QUATRIÈME SECTION
DÉCISION
SUR LA RECEVABILITÉ
de la requête n° 44460/98
présentée par Condominio Città di Prato
contre l’Italie
La Cour européenne des Droits de l’Homme (quatrième section), siégeant le 9 novembre 2000 en une chambre composée de
M.G. Ress, président,
M.A. Pastor Ridruejo,
M.B. Conforti,
M.L. Caflisch,
M.J. Makarczyk,
M.I. Cabral Barreto,
MmeN. Vajić, juges,
et deM.V. Berger, greffier de section,
Vu la requête susmentionnée introduite le 19 juillet 1997 et enregistrée le 13 novembre 1998 ;
Après avoir délibéré, rend la décision suivante :
EN FAIT
La requérante est une copropriété italienne sise à Rome. Elle est représentée devant la Cour par Me Carolina Lucia Virgara, avocate à Rome.
Le 3 février 1987, deux cent quatre-vingt-douze copropriétaires assignèrent la société immobilière I., la société de financement immobilier S., la requérante et quarante-deux autres copropriétaires faisant partie du même complexe d’habitation que les demanderesses devant le tribunal de Rome, afin d’établir l’existence de vices de construction d’un immeuble et d’obtenir la réparation des dommages subis.
La mise en état de l’affaire commença le 24 mars 1987. Après trois audiences relatives à la jonction de la présente affaire avec deux autres affaires, le 25 janvier 1989 le juge nomma un expert. Le 25 janvier 1990, l’audience fut renvoyée d’office à deux reprises jusqu’au 16 novembre 1990. A cette date, l’expert prêta serment et une audience fut fixée au 3 juillet 1991. Une audience plus tard, le 8 janvier 1992, le juge ordonna une deuxième expertise et fixa une audience au 28 octobre 1992. Le 5 mars 1993, le juge déclara l’interruption de la procédure car une partie était décédée.

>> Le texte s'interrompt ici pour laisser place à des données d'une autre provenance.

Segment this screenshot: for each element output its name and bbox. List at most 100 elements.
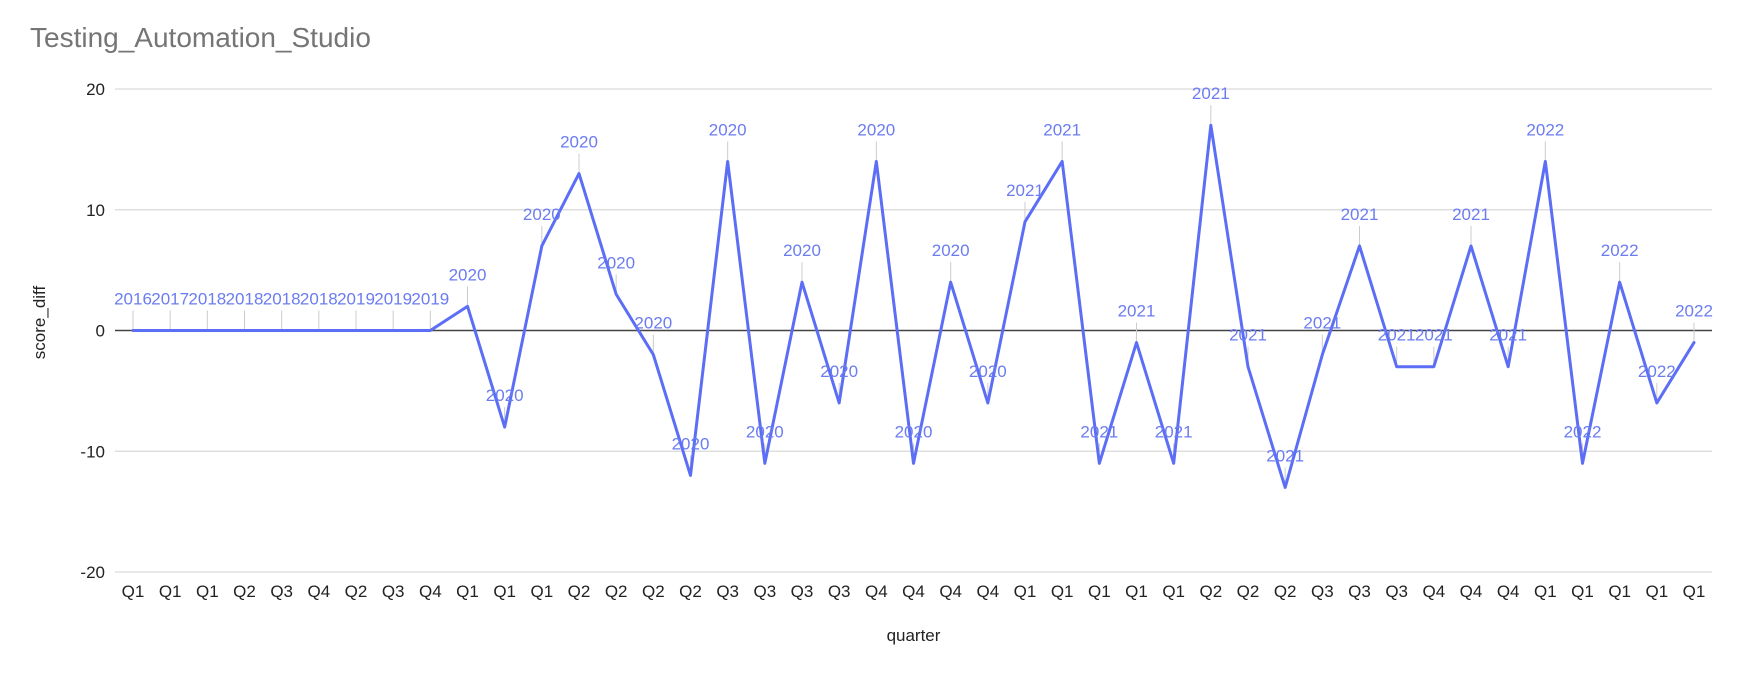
data-point bbox=[1060, 159, 1064, 163]
data-label: 2021 bbox=[1155, 422, 1193, 441]
x-tick-label: Q4 bbox=[1422, 582, 1445, 601]
data-point bbox=[651, 353, 655, 357]
data-point bbox=[131, 329, 135, 333]
x-tick-label: Q1 bbox=[1014, 582, 1037, 601]
data-label: 2020 bbox=[895, 422, 933, 441]
x-tick-label: Q2 bbox=[1199, 582, 1222, 601]
data-point bbox=[1692, 341, 1696, 345]
y-tick-label: -10 bbox=[80, 442, 105, 461]
x-tick-label: Q2 bbox=[345, 582, 368, 601]
data-label: 2020 bbox=[857, 120, 895, 139]
x-tick-label: Q1 bbox=[493, 582, 516, 601]
data-label: 2019 bbox=[374, 290, 412, 309]
data-label: 2020 bbox=[969, 362, 1007, 381]
y-tick-label: -20 bbox=[80, 563, 105, 582]
data-label: 2020 bbox=[672, 434, 710, 453]
data-label: 2022 bbox=[1638, 362, 1676, 381]
data-label: 2021 bbox=[1192, 84, 1230, 103]
x-tick-label: Q1 bbox=[456, 582, 479, 601]
data-point bbox=[837, 401, 841, 405]
data-label: 2020 bbox=[486, 386, 524, 405]
data-point bbox=[503, 425, 507, 429]
x-tick-label: Q1 bbox=[122, 582, 145, 601]
x-tick-label: Q3 bbox=[1385, 582, 1408, 601]
x-tick-label: Q1 bbox=[1683, 582, 1706, 601]
data-label: 2021 bbox=[1452, 205, 1490, 224]
x-tick-label: Q2 bbox=[642, 582, 665, 601]
data-label: 2016 bbox=[114, 290, 152, 309]
data-point bbox=[1655, 401, 1659, 405]
data-point bbox=[1097, 461, 1101, 465]
data-point bbox=[354, 329, 358, 333]
x-tick-label: Q2 bbox=[568, 582, 591, 601]
data-point bbox=[1469, 244, 1473, 248]
x-tick-label: Q1 bbox=[196, 582, 219, 601]
data-label: 2022 bbox=[1526, 120, 1564, 139]
data-point bbox=[1395, 365, 1399, 369]
data-point bbox=[1358, 244, 1362, 248]
data-point bbox=[205, 329, 209, 333]
x-tick-label: Q3 bbox=[828, 582, 851, 601]
data-label: 2022 bbox=[1601, 241, 1639, 260]
data-label: 2018 bbox=[263, 290, 301, 309]
data-point bbox=[466, 304, 470, 308]
y-tick-label: 10 bbox=[86, 201, 105, 220]
data-label: 2021 bbox=[1303, 314, 1341, 333]
data-label: 2020 bbox=[523, 205, 561, 224]
data-point bbox=[280, 329, 284, 333]
data-label: 2021 bbox=[1378, 326, 1416, 345]
data-label: 2019 bbox=[337, 290, 375, 309]
series-line bbox=[131, 123, 1696, 489]
x-tick-label: Q2 bbox=[1274, 582, 1297, 601]
x-tick-label: Q4 bbox=[902, 582, 925, 601]
data-label: 2021 bbox=[1118, 302, 1156, 321]
x-tick-label: Q3 bbox=[716, 582, 739, 601]
data-label: 2018 bbox=[226, 290, 264, 309]
x-tick-label: Q2 bbox=[679, 582, 702, 601]
x-tick-label: Q4 bbox=[1497, 582, 1520, 601]
data-point bbox=[689, 473, 693, 477]
x-tick-label: Q2 bbox=[233, 582, 256, 601]
x-tick-label: Q1 bbox=[159, 582, 182, 601]
data-point bbox=[1246, 365, 1250, 369]
x-tick-label: Q1 bbox=[1608, 582, 1631, 601]
data-point bbox=[1543, 159, 1547, 163]
data-point bbox=[912, 461, 916, 465]
data-label: 2021 bbox=[1229, 326, 1267, 345]
data-point bbox=[614, 292, 618, 296]
data-point bbox=[1432, 365, 1436, 369]
x-tick-label: Q2 bbox=[605, 582, 628, 601]
data-point bbox=[726, 159, 730, 163]
data-point bbox=[800, 280, 804, 284]
x-tick-label: Q1 bbox=[1534, 582, 1557, 601]
x-tick-label: Q1 bbox=[530, 582, 553, 601]
data-point bbox=[577, 172, 581, 176]
x-tick-label: Q1 bbox=[1645, 582, 1668, 601]
data-label: 2021 bbox=[1043, 120, 1081, 139]
x-tick-label: Q3 bbox=[382, 582, 405, 601]
x-axis-label: quarter bbox=[887, 626, 941, 645]
y-tick-label: 20 bbox=[86, 80, 105, 99]
data-label: 2021 bbox=[1489, 326, 1527, 345]
x-tick-label: Q4 bbox=[307, 582, 330, 601]
data-label: 2022 bbox=[1675, 302, 1713, 321]
y-tick-label: 0 bbox=[96, 322, 105, 341]
data-point bbox=[1506, 365, 1510, 369]
x-tick-label: Q3 bbox=[1348, 582, 1371, 601]
data-label: 2019 bbox=[411, 290, 449, 309]
x-tick-label: Q4 bbox=[939, 582, 962, 601]
x-tick-label: Q3 bbox=[1311, 582, 1334, 601]
data-point bbox=[1283, 485, 1287, 489]
data-point bbox=[986, 401, 990, 405]
data-point bbox=[243, 329, 247, 333]
x-tick-label: Q4 bbox=[1460, 582, 1483, 601]
data-label: 2018 bbox=[300, 290, 338, 309]
x-tick-label: Q3 bbox=[753, 582, 776, 601]
x-tick-label: Q3 bbox=[791, 582, 814, 601]
data-point bbox=[1209, 123, 1213, 127]
chart-title: Testing_Automation_Studio bbox=[30, 22, 371, 53]
data-label: 2018 bbox=[188, 290, 226, 309]
data-point bbox=[391, 329, 395, 333]
data-point bbox=[317, 329, 321, 333]
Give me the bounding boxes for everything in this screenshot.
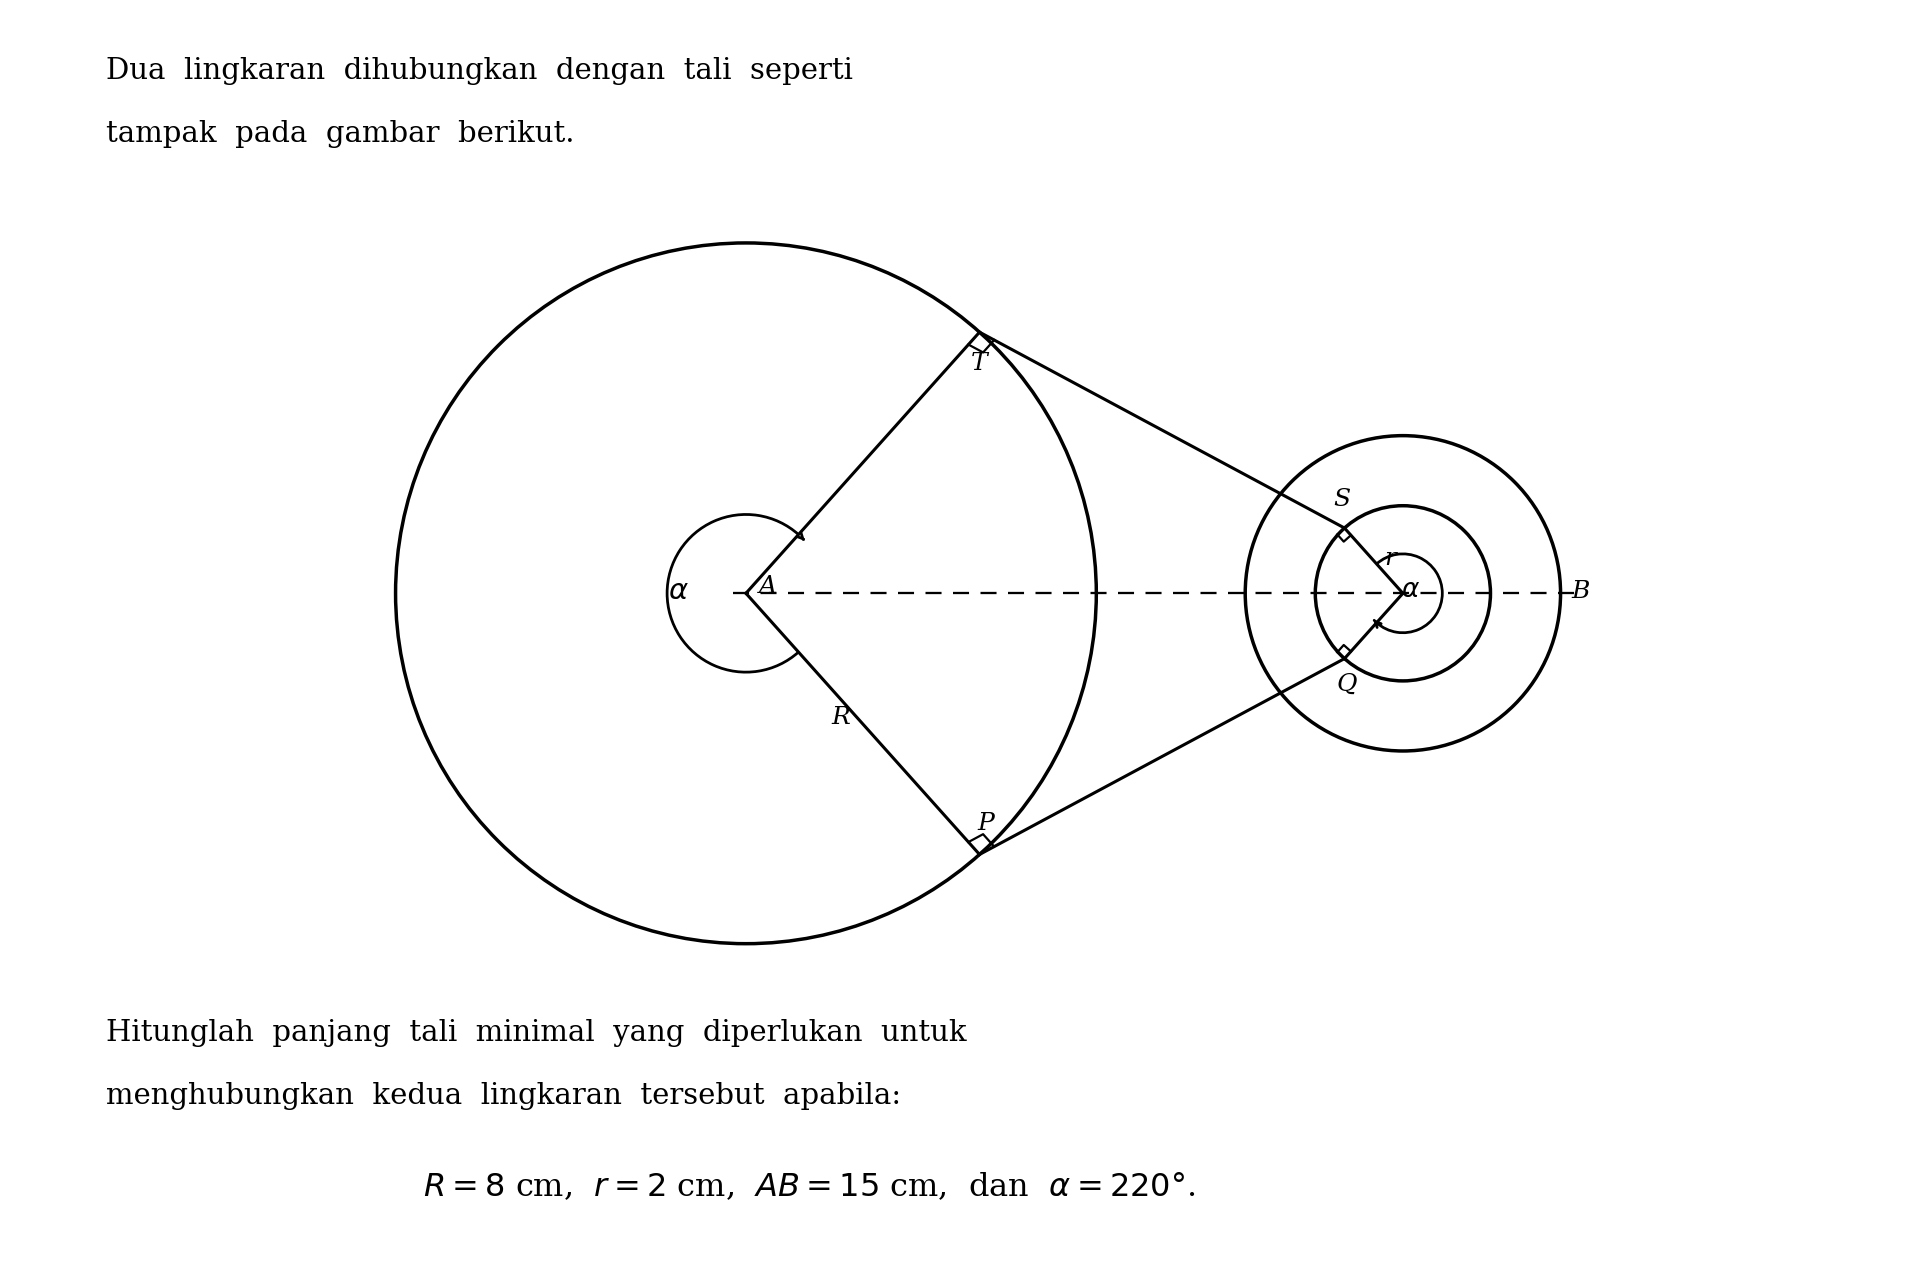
Text: Dua  lingkaran  dihubungkan  dengan  tali  seperti: Dua lingkaran dihubungkan dengan tali se… — [106, 57, 852, 85]
Text: S: S — [1335, 489, 1350, 511]
Text: P: P — [977, 812, 994, 834]
Text: $\alpha$: $\alpha$ — [667, 577, 688, 605]
Text: menghubungkan  kedua  lingkaran  tersebut  apabila:: menghubungkan kedua lingkaran tersebut a… — [106, 1082, 900, 1110]
Text: $R = 8$ cm,  $r = 2$ cm,  $AB = 15$ cm,  dan  $\alpha = 220°$.: $R = 8$ cm, $r = 2$ cm, $AB = 15$ cm, da… — [423, 1171, 1196, 1203]
Text: Q: Q — [1336, 672, 1358, 695]
Text: A: A — [760, 575, 777, 599]
Text: T: T — [971, 352, 988, 375]
Text: $\alpha$: $\alpha$ — [1402, 577, 1421, 603]
Text: B: B — [1571, 580, 1590, 603]
Text: tampak  pada  gambar  berikut.: tampak pada gambar berikut. — [106, 120, 575, 148]
Text: R: R — [831, 706, 850, 729]
Text: Hitunglah  panjang  tali  minimal  yang  diperlukan  untuk: Hitunglah panjang tali minimal yang dipe… — [106, 1019, 967, 1047]
Text: r: r — [1385, 547, 1396, 570]
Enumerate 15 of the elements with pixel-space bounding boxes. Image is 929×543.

La procédure fut reprise le 19 janvier 1994. Le 30 mars 1994, l’audience fut renvoyée d’office au 13 mai 1994. Le 19 décembre 1994, l’audience fut reportée au 6 décembre 1995 pour permettre aux parties de présenter leurs conclusions. Le 5 juillet 1995, l’audience fut ajournée à cause de l’absence des parties. Le 19 octobre 1995, le juge ordonna un complément d’expertise et fixa une audience au 18 janvier 1996. L’audience du 5 juin 1996 fut consacrée à l’examen du complément d’expertise. Les parties présentèrent leurs conclusions le 8 janvier 1997 et l’audience de plaidoiries fut prévue pour le 8 octobre 1999.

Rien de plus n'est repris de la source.